Homero, por Donaldo Schüler
[Na Odisséia] Homero conversa com a Musa. Irrita-se ao lembrar que os companheiros de Odisseu morreram por terem cometido a loucura de abater bois de Hélio, embora o comandante da última nau o tivesse proibido rigorosamente. Quem decide por onde começar é a Deusa. Isso não impede que ouça sugestões. A viveza da narrativa brota dessa conversa. Homero - a que poeta atribuímos esse nome não importa - não se comporta como narrador passivo. Sente-se no direito de reinventar o que a tradição lhe transmitiu.
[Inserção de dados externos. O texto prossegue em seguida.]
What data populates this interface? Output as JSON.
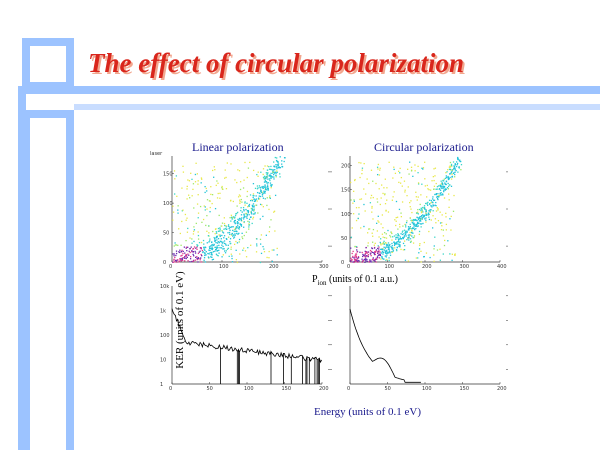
{
  "slide": {
    "title": "The effect of circular polarization"
  },
  "figure": {
    "col_titles": [
      "Linear polarization",
      "Circular polarization"
    ],
    "y_label": "KER (units of 0.1  eV)",
    "mid_x_label_main": "P",
    "mid_x_label_sub": "ion",
    "mid_x_label_rest": "(units of 0.1 a.u.)",
    "bottom_x_label": "Energy (units of 0.1  eV)",
    "laser_label": "laser"
  },
  "chart_data": [
    {
      "type": "scatter",
      "title": "Linear polarization",
      "xlabel": "Pion (units of 0.1 a.u.)",
      "ylabel": "KER (units of 0.1 eV)",
      "xlim": [
        0,
        300
      ],
      "ylim": [
        0,
        180
      ],
      "x_ticks": [
        0,
        100,
        200,
        300
      ],
      "y_ticks": [
        0,
        50,
        100,
        150
      ]
    },
    {
      "type": "scatter",
      "title": "Circular polarization",
      "xlabel": "Pion (units of 0.1 a.u.)",
      "ylabel": "KER (units of 0.1 eV)",
      "xlim": [
        0,
        400
      ],
      "ylim": [
        0,
        220
      ],
      "x_ticks": [
        0,
        100,
        200,
        300,
        400
      ],
      "y_ticks": [
        0,
        50,
        100,
        150,
        200
      ]
    },
    {
      "type": "line",
      "xlabel": "Energy (units of 0.1 eV)",
      "xlim": [
        0,
        200
      ],
      "x_ticks": [
        0,
        50,
        100,
        150,
        200
      ],
      "y_scale": "log",
      "y_ticks": [
        1,
        10,
        100,
        1000,
        10000
      ]
    },
    {
      "type": "line",
      "xlabel": "Energy (units of 0.1 eV)",
      "xlim": [
        0,
        200
      ],
      "x_ticks": [
        0,
        50,
        100,
        150,
        200
      ],
      "y_scale": "log"
    }
  ]
}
William Butler Yeats, por Myriam Ávila
Um dos seus poemas mais comentados, Leda e o cisne (1923), apresenta de forma poderosa o estupro de Leda por Zeus encarnado em cisne. O poema começa já com um "baque súbito", sem nenhuma preparação prévia. Dir-se-ia que ele despenca sobre o leitor como o cisne sobre Leda. O protagonista é a violência, mais do que a mulher que a sofre ou o deus que a pratica. O refinamento estético do verso, no entanto, contrasta com a brutalidade do ataque, criando ambiguidades de leitura que impedem um juízo definitivo sobre o tema.
William Shakespeare, por Élvio Funck
Shakespeare precedeu Freud em quatro séculos, pois põe seu bisturi bem fundo na psiquê humana. O divã de Freud se vislumbra em várias das peças de Shakespeare, como quando, por exemplo, em Macbeth, Malcolm diz para Macduff que não deixe de expressar suas angústias, para que seu coração não arrebente, ou quando Hamlet se vê obrigado a calar sobre a dor que o oprime ao ver seu tio adúltero e incestuoso e sente que seu coração se dilacera.
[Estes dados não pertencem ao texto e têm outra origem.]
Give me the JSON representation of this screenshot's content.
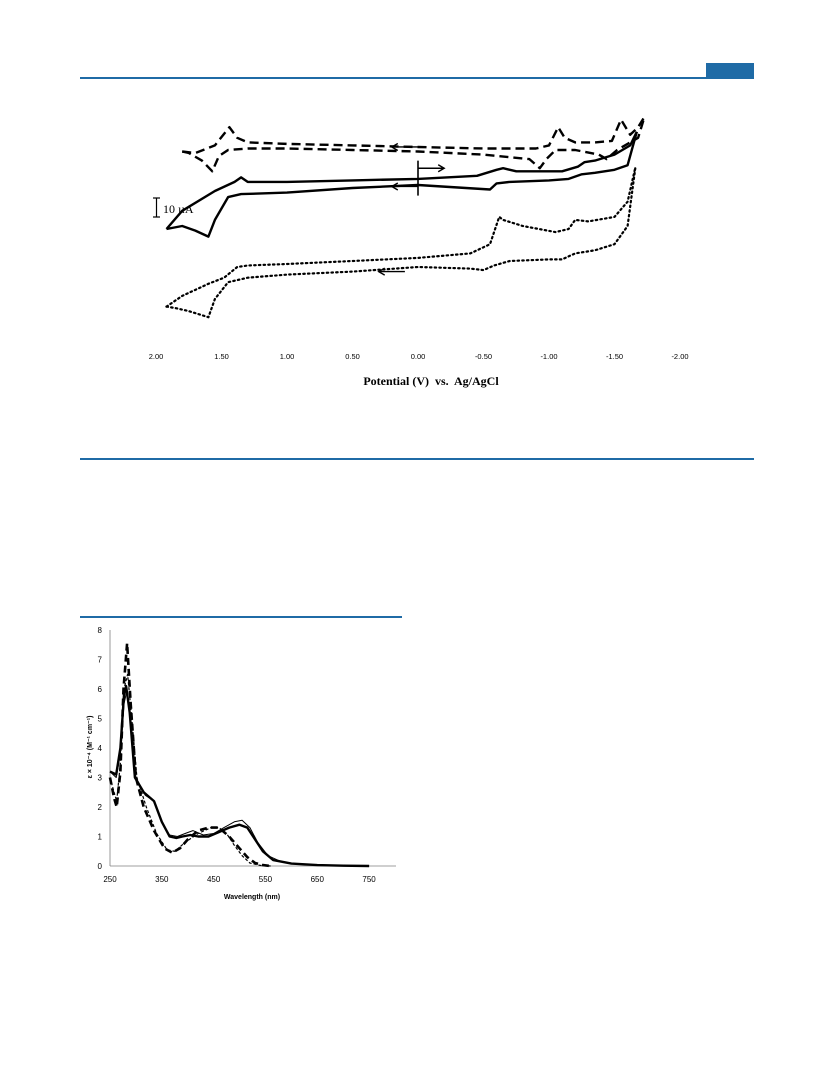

Wisława Szymborska, por Moema Villela
Em Szymborska, é evidente a impossibilidade de um conhecimento total sobre o universo e a vida. Ao mesmo tempo, a disposição incansável de contemplar o mistério parecia permear o sorriso de Mona Lisa onipresente nos olhos da poeta, tão colados à sua imagem quanto os cigarros fumegantes das fotografias. A agudeza das apreciações da poeta penetra os objetos mais inesperados, voltando-se a pequenezas domésticas e adotando, para observá-las, ângulos singulares.